Flipt supports loading policy and external data from OPA bundles. Bundles are a way to package policy and data files together as a single unit.

You can read more about creating and using OPA bundles in the [OPA documentation](https://www.openpolicyagent.org/docs/latest/management-bundles/).

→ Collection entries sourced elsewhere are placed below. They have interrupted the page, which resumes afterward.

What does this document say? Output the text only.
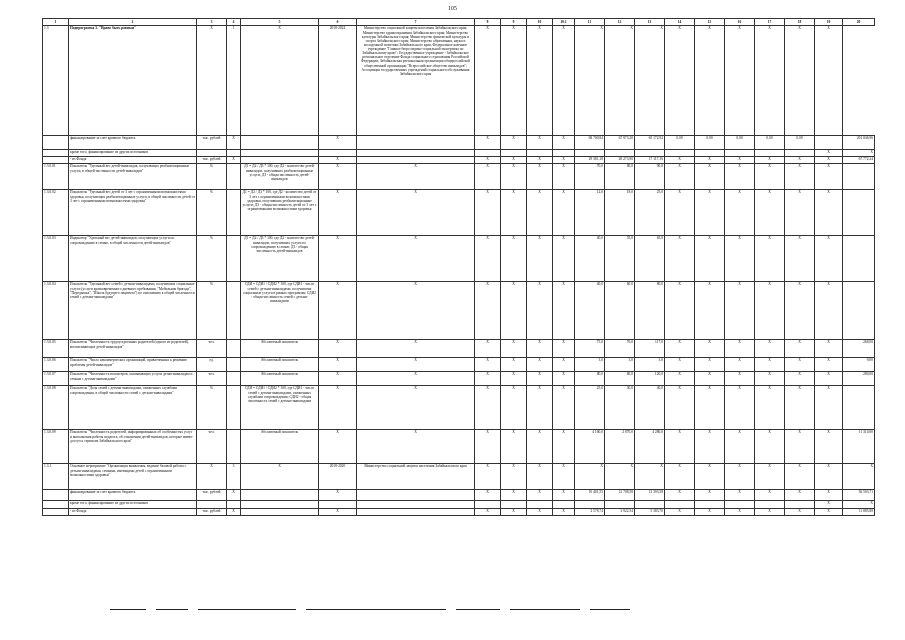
105
1	2	3	4	5	6	7	8	9	10	10.1	11	12	13	14	15	16	17	18	19	20
1.3	Подпрограмма 3. "Право быть равным"	X	1	X	2018-2024	Министерство социальной защиты населения Забайкальского края; Министерство здравоохранения Забайкальского края; Министерство культуры Забайкальского края; Министерство физической культуры и спорта Забайкальского края; Министерство образования, науки и молодежной политики Забайкальского края; Федеральное казенное учреждение "Главное бюро медико-социальной экспертизы по Забайкальскому краю"; Государственное учреждение - Забайкальское региональное отделение Фонда социального страхования Российской Федерации; Забайкальская региональная организация общероссийской общественной организации "Всероссийское общество инвалидов"; Ассоциация государственных учреждений социального обслуживания Забайкальского края	X	X	X	X	X	X	X	X	X	X	X	X	X	
	финансирование за счет краевого бюджета	тыс. рублей	X		X		X	X	X	X	68 700,84	67 973,20	65 172,92	0,00	0,00	0,00	0,00	0,00		201 846,96
	кроме того, финансирование из других источников																		X	X
	- из Фонда	тыс. рублей	X		X		X	X	X	X	29 381,18	20 273,90	17 117,16	X	X	X	X	X	X	67 772,24
1.3.0.01	Показатель "Удельный вес детей-инвалидов, получающих реабилитационные услуги, в общей численности детей-инвалидов"	%		Д1 = Д2 / Д3 * 100, где Д2 - количество детей-инвалидов, получивших реабилитационные услуги; Д3 - общая численность детей-инвалидов	X	X	X	X	X	X	70,0	80,0	90,0	X	X	X	X	X	X	
1.3.0.02	Показатель "Удельный вес детей от 3 лет с ограниченными возможностями здоровья, получающих реабилитационные услуги, в общей численности детей от 3 лет с ограниченными возможностями здоровья"	%		Д1 = Д2 / Д3 * 100, где Д2 - количество детей от 3 лет с ограниченными возможностями здоровья, получивших реабилитационные услуги; Д3 - общая численность детей от 3 лет с ограниченными возможностями здоровья	X	X	X	X	X	X	12,0	18,0	25,0	X	X	X	X	X	X	
1.3.0.03	Индикатор "Удельный вес детей-инвалидов, получающих услуги по сопровождению в семью, в общей численности детей-инвалидов"	%		Д1 = Д2 / Д3 * 100, где Д2 - количество детей-инвалидов, получивших услуги по сопровождению в семью; Д3 - общая численность детей-инвалидов	X	X	X	X	X	X	40,0	55,0	65,0	X	X	X	X	X	X	
1.3.0.04	Показатель "Удельный вес семей с детьми-инвалидами, получивших социальные услуги (услуги кратковременного дневного пребывания, "Мобильная бригада", "Передышка", "Школа будущего пациента") по отношению к общей численности семей с детьми-инвалидами"	%		СДИ = СДИ1 / СДИ2 * 100, где СДИ1 - число семей с детьми-инвалидами, получивших социальные услуги в рамках программы; СДИ2 - общая численность семей с детьми-инвалидами	X	X	X	X	X	X	40,0	60,0	80,0	X	X	X	X	X	X	
1.3.0.05	Показатель "Численность трудоустроенных родителей (одного из родителей), воспитывающих детей-инвалидов"	чел.		Абсолютный показатель	X	X	X	X	X	X	75,0	76,0	117,0	X	X	X	X	X	X	268,00
1.3.0.06	Показатель "Число некоммерческих организаций, привлеченных к решению проблемы детей-инвалидов"	ед.		Абсолютный показатель	X	X	X	X	X	X	3,0	3,0	3,0	X	X	X	X	X	X	9,00
1.3.0.07	Показатель "Численность волонтеров, оказывающих услуги детям-инвалидам и семьям с детьми-инвалидами"	чел.		Абсолютный показатель	X	X	X	X	X	X	80,0	80,0	120,0	X	X	X	X	X	X	280,00
1.3.0.08	Показатель "Доля семей с детьми-инвалидами, охваченных службами сопровождения, в общей численности семей с детьми-инвалидами"	%		СДИ = СДИ1 / СДИ2 * 100, где СДИ1 - число семей с детьми-инвалидами, охваченных службами сопровождения; СДИ2 - общая численность семей с детьми-инвалидами	X	X	X	X	X	X	25,0	30,0	40,0	X	X	X	X	X	X	
1.3.0.09	Показатель "Численность родителей, информированных об особенностях услуг и выполнения работы педагога, об отношении детей-инвалидов, которые имеют доступ к сервисам Забайкальского края"	чел.		Абсолютный показатель	X	X	X	X	X	X	4 160,0	2 870,0	4 280,0	X	X	X	X	X	X	11 310,00
1.3.1	Основное мероприятие "Организация выявления, ведение базовой работы с детьми-инвалидами, семьями, имеющими детей с ограниченными возможностями здоровья"	X	3	X	2018-2020	Министерство социальной защиты населения Забайкальского края	X	X	X	X	X	X	X	X	X	X	X	X	X	X
	финансирование за счет краевого бюджета	тыс. рублей	X		X		X	X	X	X	10 401,55	12 708,58	13 393,58	X	X	X	X	X	X	36 503,71
	кроме того, финансирование из других источников																		X	X
	- из Фонда	тыс. рублей	X		X		X	X	X	X	2 578,74	3 922,54	5 383,70	X	X	X	X	X	X	11 885,88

Bundles can be hosted on a remote server and downloaded by Flipt at regular intervals. Some of the services that OPA bundles support out of the box include:

* [HTTP](https://www.openpolicyagent.org/docs/latest/management-bundles/#bundle-service-api)
* [S3](https://www.openpolicyagent.org/docs/latest/management-bundles/#amazon-s3)
* [Azure Blob Storage](https://www.openpolicyagent.org/docs/latest/management-bundles/#azure-blob-storage)
* [Google Cloud Storage](https://www.openpolicyagent.org/docs/latest/management-bundles/#google-cloud-storage)
* [OCI Registry](https://www.openpolicyagent.org/docs/latest/management-bundles/#oci-registry)

Bundle support is enabled by setting the `backend` field to `bundle` in the `authorization` configuration object.

The `bundle` backend requires a valid `configuration` object to be set. This configuration definition is the same as the OPA bundle [service configuration](https://www.openpolicyagent.org/docs/latest/configuration/).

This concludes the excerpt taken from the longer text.